Rodel Ituralde widział już w życiu niejedno pole bitwy. Niektóre rzeczy nigdy się nie zmieniają. Ciała poległych leżące w stosach jak sterty szmat. Kruki żądne żeru. Jęki, krzyki i nieartykułowany bełkot tych, którzy nie mieli dość szczęścia, aby umrzeć od razu.
Każde pole bitwy cechowało się także własnym, indywidualnym piętnem. Można było z niego odczytać jej przebieg, jak odczytuje się ze śladu trop łownej zwierzyny. Ciała leżące w niepokojąco równych rzędach zdradzały, że w tym miejscu nastąpił atak piechoty, która natknęła się na nawałę strzał. Rozrzucone i zdeptane trupy jasno wskazywały, że tutaj front piechoty pękł pod szarżą ciężkiej kawalerii. Doświadczony wzrok Ituralde mimowolnie odnotowywał pozycje, na których przyparte do murów Darluny oddziały Seanchan z desperacją walczyły do końca. I gdzie ostatecznie zostały zmiażdżone. W jednym z takich miejsc fragment murów został wręcz wydarty spośród ich litego masywu – najwyraźniej zdesperowana damane próbowała przebić się do miasta. W walce na ulicach i między domami Seanchanie z pewnością mieliby więcej szans. Nie udało im się jednak wedrzeć za mury.

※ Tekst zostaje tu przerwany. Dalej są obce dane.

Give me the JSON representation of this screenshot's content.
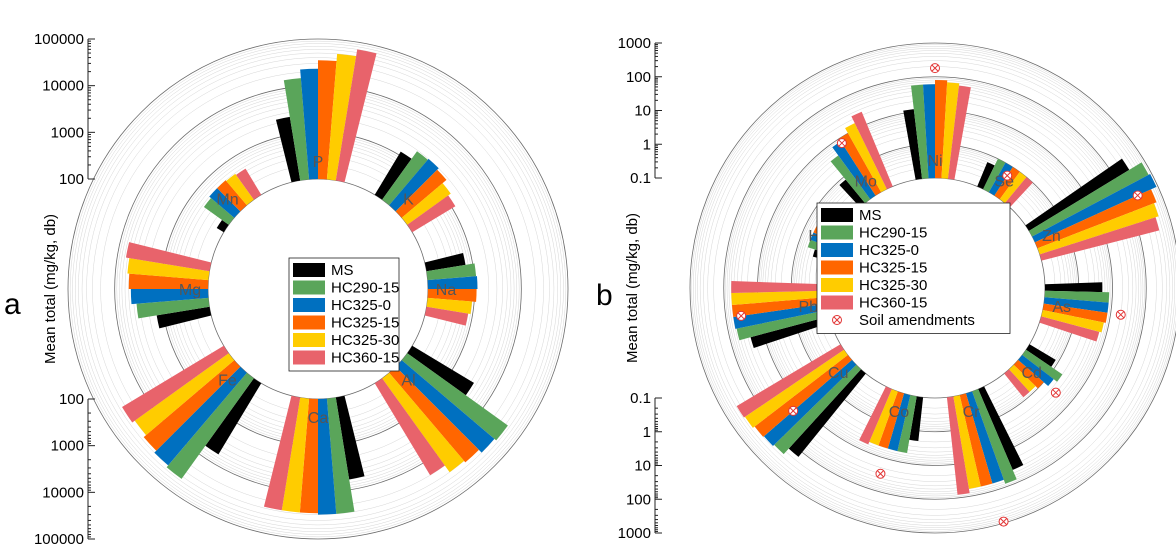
{
  "colors": {
    "MS": "#000000",
    "HC290-15": "#5aa55a",
    "HC325-0": "#0070c0",
    "HC325-15": "#ff6600",
    "HC325-30": "#ffcc00",
    "HC360-15": "#e8636b",
    "Soil amendments": "#e23434"
  },
  "legend_entries": [
    "MS",
    "HC290-15",
    "HC325-0",
    "HC325-15",
    "HC325-30",
    "HC360-15"
  ],
  "chart_data": [
    {
      "type": "bar",
      "subtype": "radial",
      "panel_label": "a",
      "ylabel": "Mean total (mg/kg, db)",
      "scale": "log",
      "ylim": [
        100,
        100000
      ],
      "upper_ticks": [
        "100",
        "1000",
        "10000",
        "100000"
      ],
      "lower_ticks": [
        "100",
        "1000",
        "10000",
        "100000"
      ],
      "categories": [
        "P",
        "K",
        "Na",
        "Al",
        "Ca",
        "Fe",
        "Mg",
        "Mn"
      ],
      "series": [
        {
          "name": "MS",
          "values": [
            2400,
            1200,
            700,
            3500,
            6000,
            6000,
            1400,
            150
          ]
        },
        {
          "name": "HC290-15",
          "values": [
            15000,
            1900,
            1100,
            45000,
            30000,
            45000,
            3500,
            450
          ]
        },
        {
          "name": "HC325-0",
          "values": [
            23000,
            2000,
            1150,
            40000,
            30000,
            40000,
            4500,
            500
          ]
        },
        {
          "name": "HC325-15",
          "values": [
            35000,
            1800,
            1100,
            33000,
            28000,
            35000,
            5000,
            500
          ]
        },
        {
          "name": "HC325-30",
          "values": [
            50000,
            1400,
            900,
            30000,
            28000,
            30000,
            5500,
            480
          ]
        },
        {
          "name": "HC360-15",
          "values": [
            70000,
            1200,
            800,
            20000,
            28000,
            35000,
            6500,
            450
          ]
        }
      ]
    },
    {
      "type": "bar",
      "subtype": "radial",
      "panel_label": "b",
      "ylabel": "Mean total (mg/kg, db)",
      "scale": "log",
      "ylim": [
        0.1,
        1000
      ],
      "upper_ticks": [
        "0.1",
        "1",
        "10",
        "100",
        "1000"
      ],
      "lower_ticks": [
        "0.1",
        "1",
        "10",
        "100",
        "1000"
      ],
      "categories": [
        "Ni",
        "Se",
        "Zn",
        "As",
        "Cd",
        "Cr",
        "Co",
        "Cu",
        "Pb",
        "Hg",
        "Mo"
      ],
      "series": [
        {
          "name": "MS",
          "values": [
            12,
            0.6,
            300,
            5,
            0.8,
            40,
            2,
            150,
            25,
            0.3,
            0.8
          ]
        },
        {
          "name": "HC290-15",
          "values": [
            60,
            1.0,
            800,
            8,
            2.0,
            80,
            5,
            250,
            55,
            0.5,
            4
          ]
        },
        {
          "name": "HC325-0",
          "values": [
            60,
            1.0,
            900,
            8,
            1.5,
            60,
            5,
            280,
            60,
            0.5,
            8
          ]
        },
        {
          "name": "HC325-15",
          "values": [
            80,
            1.0,
            600,
            8,
            1.0,
            60,
            5,
            300,
            60,
            0.5,
            10
          ]
        },
        {
          "name": "HC325-30",
          "values": [
            70,
            1.0,
            500,
            7,
            0.8,
            60,
            5,
            350,
            60,
            0.5,
            15
          ]
        },
        {
          "name": "HC360-15",
          "values": [
            60,
            1.0,
            400,
            6,
            0.8,
            80,
            6,
            380,
            60,
            0.5,
            25
          ]
        }
      ],
      "soil_amendments": [
        {
          "category": "Ni",
          "value": 180
        },
        {
          "category": "Se",
          "value": 0.5
        },
        {
          "category": "Zn",
          "value": 220
        },
        {
          "category": "As",
          "value": 20
        },
        {
          "category": "Cd",
          "value": 3
        },
        {
          "category": "Cr",
          "value": 900
        },
        {
          "category": "Co",
          "value": 30
        },
        {
          "category": "Cu",
          "value": 20
        },
        {
          "category": "Pb",
          "value": 35
        },
        {
          "category": "Hg",
          "value": 0.1
        },
        {
          "category": "Mo",
          "value": 7
        }
      ],
      "extra_legend_entry": "Soil amendments"
    }
  ]
}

Ituralde jechał na swym dereszowatym wałachu przez chaos pobojowiska. Po bitwach zawsze zostawały pobojowiska. I tylko jakoś chętnie zapominały o nich opowieści oraz dzieła historyczne, oczyszczone, uładzone w dłoniach uczonych poszukujących lapidarności i ścisłości. „Najeźdźcy zwyciężyli, poległy pięćdziesiąt trzy tysiące” albo „Obrońcom udało się odeprzeć atak, poległo dwadzieścia tysięcy”.

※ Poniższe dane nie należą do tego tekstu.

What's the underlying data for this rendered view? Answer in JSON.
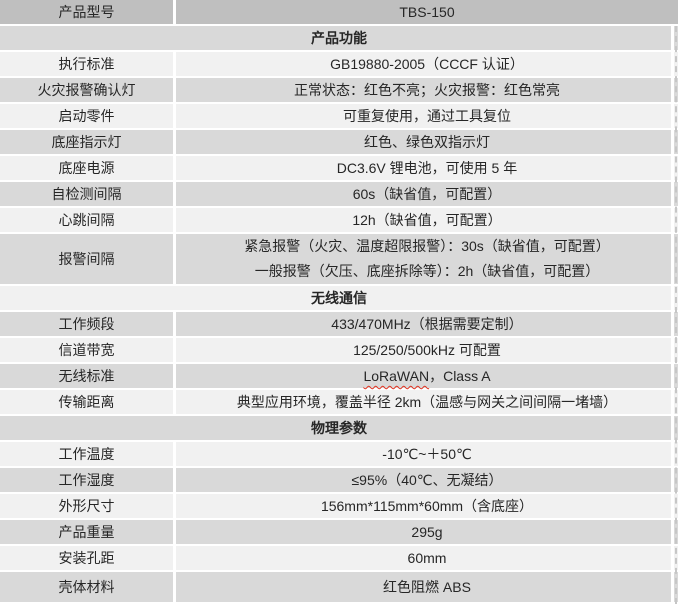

Jakiej wzmianki doczeka się ta bitwa? To będzie zależało od tego, kto napisze jej historię. Ale niezależnie od tego, która strona to uczyni, historyk i tak pominie krew, która wsiąkła w ziemię, tworząc czerwone błoto. Ciała – połamane, pokłute, poharatane. Powierzchnię ziemi rozdartą ciosami oszalałych damane. Może zapamięta liczby, z jakiegoś powodu one zawsze wydawały się ważne dla parających się piórem. Ze stu tysięcy, które przyprowadził ze sobą Ituralde, połowa nie żyła. Przy każdej innej bitwie takie straty stanowiłyby powód do wstydu i gniewu dowódcy na samego siebie. Ale tym razem stanął naprzeciwko sił trzykrotnie liczniejszych, które nadto miały ze sobą damane.
Ruszył w ślad za młodym łącznikiem, który przed chwilą przybył po niego. Chłopak miał może dwanaście lat, odziany był w seanchański zielono-czerwony mundur. Po chwili minęli powalony sztandar na złamanym drzewcu, którego koniec wciąż tkwił w błocie. Ituralde objął przelotnym spojrzeniem godło na sztandarze: sześć mew na tle tarczy słońca. Nie znosił, kiedy musiał walczyć z ludźmi, których imion i rodów nie znał, ale w przypadku zupełnie obcych Seanchan było to nieuniknione.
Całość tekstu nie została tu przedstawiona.